Armés d’une discipline de fer, Abdulmanap et ses disciples ont amené au MMA une équation comparable à celle qu’était, aux débuts du style, le jiu-jitsu brésilien (« BJJ ») de l’école Gracie. La rivalité entre la lutte daghestanaise, le «BJJ » et la lutte gréco-romaine plus classique pratiquée aux USA est l’un des grands enjeux du MMA moderne, et à l’heure actuelle, c’est bien l’école Nurmagomedov qui a pris un solide ascendant sur les autres.
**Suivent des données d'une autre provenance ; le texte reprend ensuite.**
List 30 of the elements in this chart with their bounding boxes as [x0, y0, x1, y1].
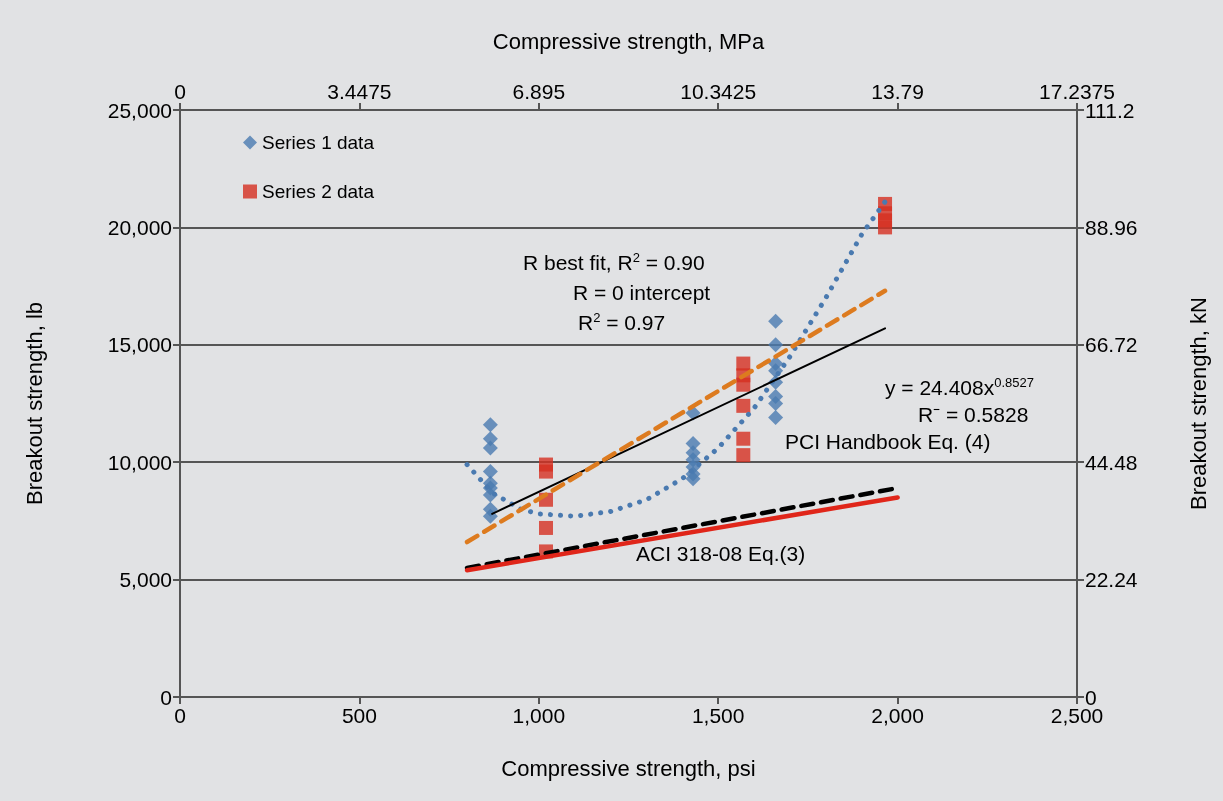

Khabib Nurmagomedov : de légende à entraîneur des nouveaux champions
Depuis sa retraite, précipitée par le décès d’Abdulmanap, Khabib Nurmagomedov a pris sa suite à la tête du gym Eagles MMA, où s’entraînent la plupart des champions issus du Daghestan. L’ex-champion semble promis à devenir lui aussi un coach à succès, maintenant qu’il paraît clair qu’il ne reviendra plus dans l’octogone après avoir refusé des offres mirobolantes de la part de l’UFC.
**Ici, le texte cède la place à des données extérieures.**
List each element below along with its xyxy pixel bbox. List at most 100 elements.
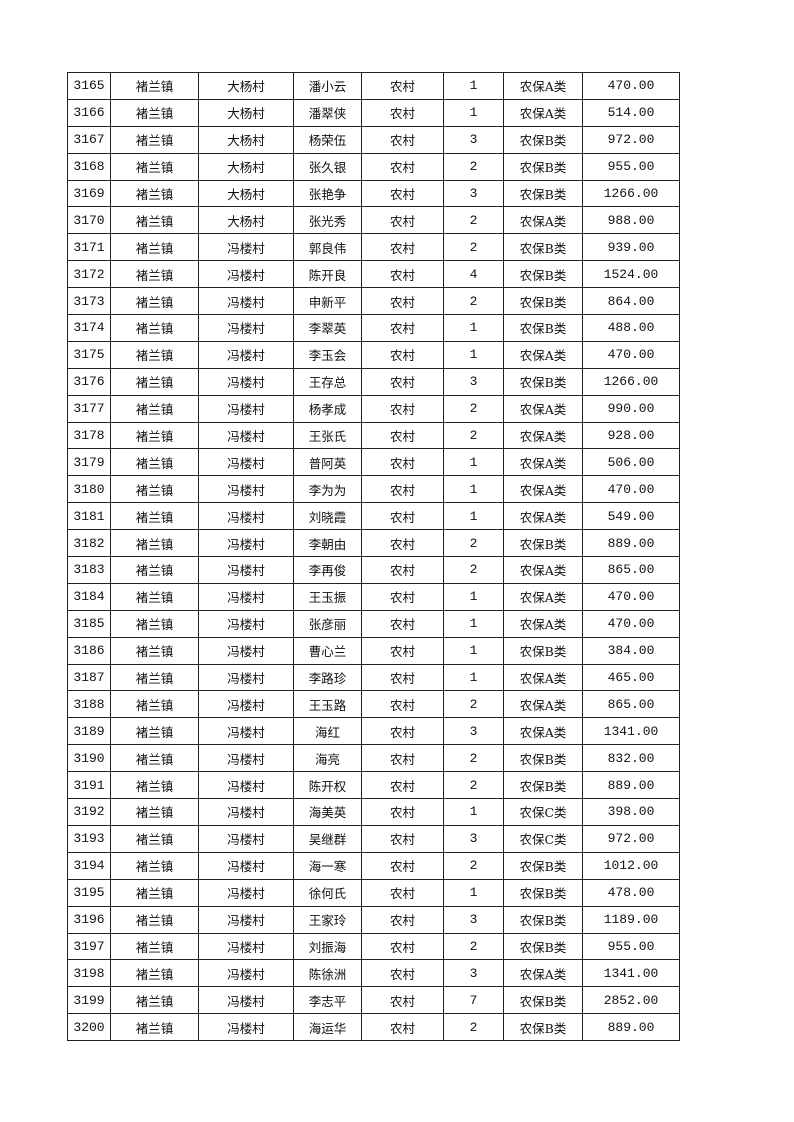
table-row: 3198 褚兰镇 冯楼村 陈徐洲 农村 3 农保A类 1341.00 xyxy=(67,959,680,988)
cell-town: 褚兰镇 xyxy=(110,556,199,584)
cell-insurance-category: 农保B类 xyxy=(503,905,583,934)
cell-row-number: 3194 xyxy=(67,851,111,880)
cell-row-number: 3198 xyxy=(67,959,111,988)
cell-village: 冯楼村 xyxy=(198,556,294,584)
cell-insurance-category: 农保B类 xyxy=(503,287,583,316)
cell-person-name: 海红 xyxy=(293,717,362,746)
cell-village: 冯楼村 xyxy=(198,878,294,907)
cell-town: 褚兰镇 xyxy=(110,744,199,773)
cell-household-type: 农村 xyxy=(361,314,444,342)
cell-family-size: 2 xyxy=(443,394,504,423)
cell-row-number: 3186 xyxy=(67,636,111,665)
cell-insurance-category: 农保B类 xyxy=(503,771,583,800)
cell-insurance-category: 农保B类 xyxy=(503,260,583,289)
table-row: 3178 褚兰镇 冯楼村 王张氏 农村 2 农保A类 928.00 xyxy=(67,421,680,450)
cell-amount: 478.00 xyxy=(582,878,680,907)
cell-person-name: 海美英 xyxy=(293,798,362,826)
cell-town: 褚兰镇 xyxy=(110,905,199,934)
cell-household-type: 农村 xyxy=(361,824,444,853)
cell-person-name: 李玉会 xyxy=(293,340,362,369)
cell-family-size: 3 xyxy=(443,179,504,208)
cell-village: 冯楼村 xyxy=(198,663,294,692)
cell-insurance-category: 农保A类 xyxy=(503,609,583,638)
cell-amount: 470.00 xyxy=(582,582,680,611)
cell-amount: 2852.00 xyxy=(582,986,680,1015)
cell-family-size: 2 xyxy=(443,932,504,961)
cell-household-type: 农村 xyxy=(361,636,444,665)
cell-amount: 470.00 xyxy=(582,609,680,638)
cell-household-type: 农村 xyxy=(361,744,444,773)
cell-insurance-category: 农保B类 xyxy=(503,125,583,154)
cell-village: 大杨村 xyxy=(198,179,294,208)
cell-person-name: 张久银 xyxy=(293,152,362,181)
cell-town: 褚兰镇 xyxy=(110,287,199,316)
cell-insurance-category: 农保A类 xyxy=(503,556,583,584)
cell-family-size: 2 xyxy=(443,744,504,773)
cell-household-type: 农村 xyxy=(361,421,444,450)
cell-town: 褚兰镇 xyxy=(110,609,199,638)
table-row: 3183 褚兰镇 冯楼村 李再俊 农村 2 农保A类 865.00 xyxy=(67,556,680,584)
cell-person-name: 刘晓霞 xyxy=(293,502,362,531)
cell-household-type: 农村 xyxy=(361,502,444,531)
cell-amount: 1266.00 xyxy=(582,179,680,208)
table-row: 3185 褚兰镇 冯楼村 张彦丽 农村 1 农保A类 470.00 xyxy=(67,609,680,638)
cell-village: 大杨村 xyxy=(198,206,294,235)
cell-family-size: 1 xyxy=(443,878,504,907)
table-body: 3165 褚兰镇 大杨村 潘小云 农村 1 农保A类 470.00 3166 褚兰镇 大杨村 潘翠侠农… xyxy=(67,72,680,1042)
cell-town: 褚兰镇 xyxy=(110,717,199,746)
table-row: 3169 褚兰镇 大杨村 张艳争 农村 3 农保B类 1266.00 xyxy=(67,179,680,208)
cell-insurance-category: 农保B类 xyxy=(503,529,583,558)
cell-village: 冯楼村 xyxy=(198,260,294,289)
table-row: 3181 褚兰镇 冯楼村 刘晓霞 农村 1 农保A类 549.00 xyxy=(67,502,680,531)
cell-amount: 972.00 xyxy=(582,125,680,154)
cell-person-name: 李朝由 xyxy=(293,529,362,558)
cell-amount: 955.00 xyxy=(582,152,680,181)
cell-village: 冯楼村 xyxy=(198,690,294,719)
table-row: 3171 褚兰镇 冯楼村 郭良伟 农村 2 农保B类 939.00 xyxy=(67,233,680,262)
cell-town: 褚兰镇 xyxy=(110,475,199,504)
cell-row-number: 3177 xyxy=(67,394,111,423)
cell-insurance-category: 农保B类 xyxy=(503,233,583,262)
cell-amount: 398.00 xyxy=(582,798,680,826)
table-row: 3168 褚兰镇 大杨村 张久银 农村 2 农保B类 955.00 xyxy=(67,152,680,181)
cell-person-name: 杨孝成 xyxy=(293,394,362,423)
cell-village: 大杨村 xyxy=(198,125,294,154)
cell-village: 大杨村 xyxy=(198,72,294,100)
cell-household-type: 农村 xyxy=(361,340,444,369)
cell-row-number: 3168 xyxy=(67,152,111,181)
cell-family-size: 3 xyxy=(443,959,504,988)
cell-family-size: 3 xyxy=(443,125,504,154)
cell-family-size: 1 xyxy=(443,72,504,100)
cell-town: 褚兰镇 xyxy=(110,421,199,450)
cell-household-type: 农村 xyxy=(361,367,444,396)
cell-household-type: 农村 xyxy=(361,717,444,746)
cell-town: 褚兰镇 xyxy=(110,959,199,988)
table-row: 3177 褚兰镇 冯楼村 杨孝成 农村 2 农保A类 990.00 xyxy=(67,394,680,423)
cell-household-type: 农村 xyxy=(361,72,444,100)
cell-village: 冯楼村 xyxy=(198,475,294,504)
cell-amount: 549.00 xyxy=(582,502,680,531)
cell-village: 冯楼村 xyxy=(198,340,294,369)
cell-household-type: 农村 xyxy=(361,394,444,423)
cell-amount: 939.00 xyxy=(582,233,680,262)
cell-family-size: 2 xyxy=(443,206,504,235)
cell-family-size: 1 xyxy=(443,448,504,477)
cell-family-size: 3 xyxy=(443,717,504,746)
cell-town: 褚兰镇 xyxy=(110,529,199,558)
cell-person-name: 陈徐洲 xyxy=(293,959,362,988)
cell-row-number: 3190 xyxy=(67,744,111,773)
cell-household-type: 农村 xyxy=(361,905,444,934)
cell-person-name: 徐何氏 xyxy=(293,878,362,907)
cell-town: 褚兰镇 xyxy=(110,340,199,369)
cell-household-type: 农村 xyxy=(361,125,444,154)
cell-village: 冯楼村 xyxy=(198,421,294,450)
cell-amount: 1189.00 xyxy=(582,905,680,934)
cell-amount: 488.00 xyxy=(582,314,680,342)
cell-town: 褚兰镇 xyxy=(110,448,199,477)
cell-village: 大杨村 xyxy=(198,98,294,127)
cell-amount: 1341.00 xyxy=(582,717,680,746)
cell-village: 冯楼村 xyxy=(198,314,294,342)
cell-household-type: 农村 xyxy=(361,556,444,584)
cell-family-size: 1 xyxy=(443,502,504,531)
cell-amount: 1524.00 xyxy=(582,260,680,289)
Le succès du Daghestan en MMA dépasse les frontières de la région
Mais cette success story caucasienne dépasse les frontières étroites du Daghestan. Elle s’inscrit dans une réalité plus globale : tout d’abord, celle de la culture de réussite sportive installée au sein de l’ex-URSS. La performance sportive, en sports individuels comme collectifs, était érigée en véritable culte durant la Guerre Froide, un « soft power » très important face aux USA et à l’autre pays communiste majeur, la Chine. Le succès de cette politique se calculait en médailles aux Jeux Olympiques, dans des disciplines telles que la lutte (le plus grand lutteur de tous les temps, Alexander Kareline, Russe, présente un bilan en carrière de 887-2) ou la boxe, futures composantes majeures du MMA.
Le Daghestan et sa tradition de lutte profondément enracinée
La lutte, devenue l’arme principale de l’arsenal daghestanais, est aussi un sport ancré depuis des temps immémoriaux en Asie Centrale et dans le Caucase, introduit par les tribus nomades comme les Huns qui ont conquis la région à travers l’Histoire. En Mongolie, son ancêtre est toujours pratiqué sous le nom de « lutte mongole ». La Géorgie, voisine directe du Daghestan, pratique le « chidaoba », forme locale de lutte, depuis l’Antiquité et Merab Dvalishvili, champion bantamweight de l’UFC, est l’un des meilleurs lutteurs de l’organisation. Il a récemment battu… Usman Nurmagomedov, preuve que le Daghestan n’est pas invincible en MMA.
Quant à la Tchétchénie, autre république caucasienne de Russie, elle n’est pas en reste avec en tête de gondole Khamzat Chimaev, 3e de la catégorie middleweight de l’UFC et promis à un combat pour le titre en 2025. Sa principale qualité ? Sa lutte, bien sûr. Le Caucase n’en a pas fini de tutoyer les sommets du MMA mondial… pour mieux les amener au sol.